Wick’s exhibit, “How It Started, How It’s Going: Interactivity and High-Tech Culture,” — currently on display in the Elmer L. Andersen Library — showcases newer collection efforts to center the user’s relationship to technology.
From early video games like the Atari 1050 to chunky laptops from the ‘90s, the exhibit highlights materials often underutilized and under-recognized in the collection, which has predominantly specialized in the development of ‘60s and ‘70s supercomputing.
In recent years, the CBI archives has fashioned a more comprehensive historical record by documenting the people behind the screens and circuit boards: the innovators, users, and the overlap between them.
What context surrounded their professional and personal lives? Which groups were supposed to benefit from technological progress? And how were people actually using that technology?
“There’s a lot of debate in the scientific and technology communities about what is the goal of innovation. Is it altruistic, or is it not? Is it ethical?” Wicks said. “Like the Manhattan Project, or something like that. Peaceful applications of nuclear power, versus a bomb.”
The growing calls for accessibility and user-oriented design in the ‘80s and ‘90s, for example, reflected how developers were impacted by the Civil Rights Movements and the Anti-War Movement of the ‘60s and ‘70s.
Wick is specifically interested in overlooked groups like LGBTQ people and women, who were the first to adopt computing and the first to create programming languages, since computing and calculating was seen as menial work for secretaries.
One of her favorite items in the exhibit is a photograph of two motion capture models: a man wearing the stereotypical tech uniform of a plaid button-down shirt with a pocket protector, standing next to women wearing a skin-tight suit.

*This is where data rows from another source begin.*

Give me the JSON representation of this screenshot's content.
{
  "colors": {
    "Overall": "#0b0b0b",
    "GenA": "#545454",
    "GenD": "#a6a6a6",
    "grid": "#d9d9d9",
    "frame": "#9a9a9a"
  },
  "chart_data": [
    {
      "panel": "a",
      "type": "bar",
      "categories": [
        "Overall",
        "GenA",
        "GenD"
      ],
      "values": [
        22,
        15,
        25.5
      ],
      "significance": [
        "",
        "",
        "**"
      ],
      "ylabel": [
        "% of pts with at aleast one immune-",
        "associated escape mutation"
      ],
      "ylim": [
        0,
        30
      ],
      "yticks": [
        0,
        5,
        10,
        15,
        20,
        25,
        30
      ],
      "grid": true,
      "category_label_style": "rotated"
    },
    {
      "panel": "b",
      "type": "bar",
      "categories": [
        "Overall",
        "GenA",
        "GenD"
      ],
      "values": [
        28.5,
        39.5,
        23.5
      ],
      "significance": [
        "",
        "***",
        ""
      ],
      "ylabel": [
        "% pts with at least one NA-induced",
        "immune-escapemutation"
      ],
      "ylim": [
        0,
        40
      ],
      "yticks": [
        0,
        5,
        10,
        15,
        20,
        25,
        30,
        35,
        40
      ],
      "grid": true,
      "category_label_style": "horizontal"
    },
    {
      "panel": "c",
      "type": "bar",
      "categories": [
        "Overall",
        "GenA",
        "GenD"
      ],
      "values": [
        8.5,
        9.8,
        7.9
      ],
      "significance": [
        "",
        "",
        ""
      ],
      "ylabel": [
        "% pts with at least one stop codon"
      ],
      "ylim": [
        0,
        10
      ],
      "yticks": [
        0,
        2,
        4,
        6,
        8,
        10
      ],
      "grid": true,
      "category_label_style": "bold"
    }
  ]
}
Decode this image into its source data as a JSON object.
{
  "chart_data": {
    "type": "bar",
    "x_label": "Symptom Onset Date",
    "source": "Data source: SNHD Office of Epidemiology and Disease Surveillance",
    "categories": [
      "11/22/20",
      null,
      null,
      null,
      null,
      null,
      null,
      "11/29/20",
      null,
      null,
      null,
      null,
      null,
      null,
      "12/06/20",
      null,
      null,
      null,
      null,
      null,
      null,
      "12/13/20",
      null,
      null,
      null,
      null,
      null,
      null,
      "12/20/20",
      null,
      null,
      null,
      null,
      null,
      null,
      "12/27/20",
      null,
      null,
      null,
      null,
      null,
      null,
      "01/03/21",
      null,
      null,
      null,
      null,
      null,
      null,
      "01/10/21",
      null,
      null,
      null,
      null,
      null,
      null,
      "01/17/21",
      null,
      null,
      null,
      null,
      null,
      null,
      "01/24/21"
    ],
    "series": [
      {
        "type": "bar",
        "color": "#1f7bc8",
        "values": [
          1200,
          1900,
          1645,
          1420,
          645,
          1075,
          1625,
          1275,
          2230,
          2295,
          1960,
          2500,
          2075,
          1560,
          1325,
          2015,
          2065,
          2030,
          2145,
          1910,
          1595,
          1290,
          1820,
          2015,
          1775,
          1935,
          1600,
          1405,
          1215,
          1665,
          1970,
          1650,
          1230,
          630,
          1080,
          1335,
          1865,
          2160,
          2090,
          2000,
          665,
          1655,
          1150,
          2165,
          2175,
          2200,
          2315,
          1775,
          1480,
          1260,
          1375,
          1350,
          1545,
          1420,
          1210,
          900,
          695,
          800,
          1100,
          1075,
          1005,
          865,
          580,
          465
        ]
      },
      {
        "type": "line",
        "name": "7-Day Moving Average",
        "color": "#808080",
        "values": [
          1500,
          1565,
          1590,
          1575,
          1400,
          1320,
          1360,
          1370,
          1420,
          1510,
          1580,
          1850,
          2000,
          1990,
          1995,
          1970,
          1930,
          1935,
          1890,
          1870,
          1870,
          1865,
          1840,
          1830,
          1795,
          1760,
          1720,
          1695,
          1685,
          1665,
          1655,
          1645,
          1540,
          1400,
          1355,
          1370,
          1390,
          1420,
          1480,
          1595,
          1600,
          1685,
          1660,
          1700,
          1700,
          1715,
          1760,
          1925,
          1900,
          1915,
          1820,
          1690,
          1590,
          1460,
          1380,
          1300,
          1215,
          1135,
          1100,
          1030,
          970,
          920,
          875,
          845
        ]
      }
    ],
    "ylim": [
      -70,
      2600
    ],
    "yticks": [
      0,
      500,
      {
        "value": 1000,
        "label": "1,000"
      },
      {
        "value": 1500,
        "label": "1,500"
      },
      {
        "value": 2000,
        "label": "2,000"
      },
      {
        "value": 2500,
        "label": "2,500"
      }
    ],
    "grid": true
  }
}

Instead of focusing on the supposed tech saviors, like Steve Jobs and Bill Gates, Wick wants to evaluate the domino effects technological advancements have had on our lives.
“I think less and less emphasis is going to be put on creators of technology, and more and more on users of technology, or the impact of technology on society as a whole,” she said. “There’s people thinking about how to make you use your computer more, and how to make it easier.”
“How It Started, How It’s Going” is open on the first floor gallery of Elmer L. Andersen Library during normal operating hours (9 a.m. to 5 p.m. on Monday, Tuesday, and Friday; and 9 a.m. to 7 p.m. on Wednesday and Thursday) until Sept. 15, 2023.